After I was thoroughly medicated for days and scrubbed, I was almost fine. But, my day's ordeal with milk jugs left me with a lesson I learned: jugs make mini-greenhouses. These must be removed from the plants by sunrise. If left on for even a little bit, the plants will suffer. I did not volunteer for removal duty.

About the competitive nature of my elderly neighbor: She owned the first pressure cooker canner in northern Alabama. The county extension service sent her to Auburn University to learn how to use it for canning. When she came back, she gave lessons all over several counties.
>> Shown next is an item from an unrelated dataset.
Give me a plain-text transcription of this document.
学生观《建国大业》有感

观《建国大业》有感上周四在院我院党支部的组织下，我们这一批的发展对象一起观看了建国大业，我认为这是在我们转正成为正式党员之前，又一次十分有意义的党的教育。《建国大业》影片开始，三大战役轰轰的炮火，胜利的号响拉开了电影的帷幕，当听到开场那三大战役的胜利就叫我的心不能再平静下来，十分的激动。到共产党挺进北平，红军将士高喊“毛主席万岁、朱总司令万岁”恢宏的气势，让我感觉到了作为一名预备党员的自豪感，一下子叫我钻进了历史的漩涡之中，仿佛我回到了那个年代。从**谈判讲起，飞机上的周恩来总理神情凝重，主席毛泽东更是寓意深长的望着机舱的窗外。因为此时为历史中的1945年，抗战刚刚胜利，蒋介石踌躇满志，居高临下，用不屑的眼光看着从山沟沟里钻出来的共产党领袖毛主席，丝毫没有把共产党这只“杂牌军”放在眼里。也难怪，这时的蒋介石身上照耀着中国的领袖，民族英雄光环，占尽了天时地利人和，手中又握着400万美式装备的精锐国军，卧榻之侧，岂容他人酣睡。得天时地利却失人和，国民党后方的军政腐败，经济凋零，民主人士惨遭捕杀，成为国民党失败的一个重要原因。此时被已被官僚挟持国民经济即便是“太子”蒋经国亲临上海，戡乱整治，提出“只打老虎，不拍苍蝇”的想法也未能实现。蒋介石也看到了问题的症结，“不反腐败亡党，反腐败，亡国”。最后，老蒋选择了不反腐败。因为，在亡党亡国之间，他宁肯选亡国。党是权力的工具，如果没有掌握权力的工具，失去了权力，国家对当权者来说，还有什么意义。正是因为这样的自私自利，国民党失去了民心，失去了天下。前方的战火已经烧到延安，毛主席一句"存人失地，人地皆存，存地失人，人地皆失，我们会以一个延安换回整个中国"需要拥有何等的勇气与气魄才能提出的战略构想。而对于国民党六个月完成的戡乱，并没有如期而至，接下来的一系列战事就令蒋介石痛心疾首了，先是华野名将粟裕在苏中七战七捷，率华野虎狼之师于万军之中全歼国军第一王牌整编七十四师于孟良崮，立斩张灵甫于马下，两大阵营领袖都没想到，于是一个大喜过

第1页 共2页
You should have seen the pride on her face as she regaled me with this story.

She prided herself in the fact that her sister was the first woman in the area to own and drive a car! Imagine, in all of the northern half of the state, Birmingham northward,  only one woman was driving. AND, my neighbor did not have to have a date or depend on a man to be able to go anywhere she wanted. She only had to ask her sister! She, herself, drove until she was 92. When she made me go with her, I was terrified. Believe me, I always offered to drive!

Your turn
Have you ever implemented milk jugs to save your tender plants from the weather? Or, do you cover with cloth or plastic? Aren't old people amazing? I hope to be amazing some day!


  1. Last year, we were given "hot kaps" by our Amish friends. These are made of wax paper and taped together. They were making them for their melon seedlings. We were told to keep them on for a week. I don't think that they create the same intensity as the milk jugs so didn't have to be removed at night. But we also don't live in a very hot climate so maybe that is why they could be kept on indefinitely. But you showed a milk jug not long ago and I figured we would just use that instead of wasting wax paper (they eventually fly away we found out).
    I want to be amazing when I'm old too!

  2. LimdaM, Well, the wax paper "hot kaps" is certainly an idea if a person ran out of milk jugs. That is something I would never have thought of. I'm with you--not wanting to waste the wax paper. Okay, we will be amazing!

  3. What a nice goal...I want that too! A friend says that doing such things for others earns us stars in heaven...if such be the case, you swapped your lovely nails for stars in heaven that day!

  4. Dmarie, We can have an "amazing club." I hope those stars are the same lovely shade of pink as the nails were.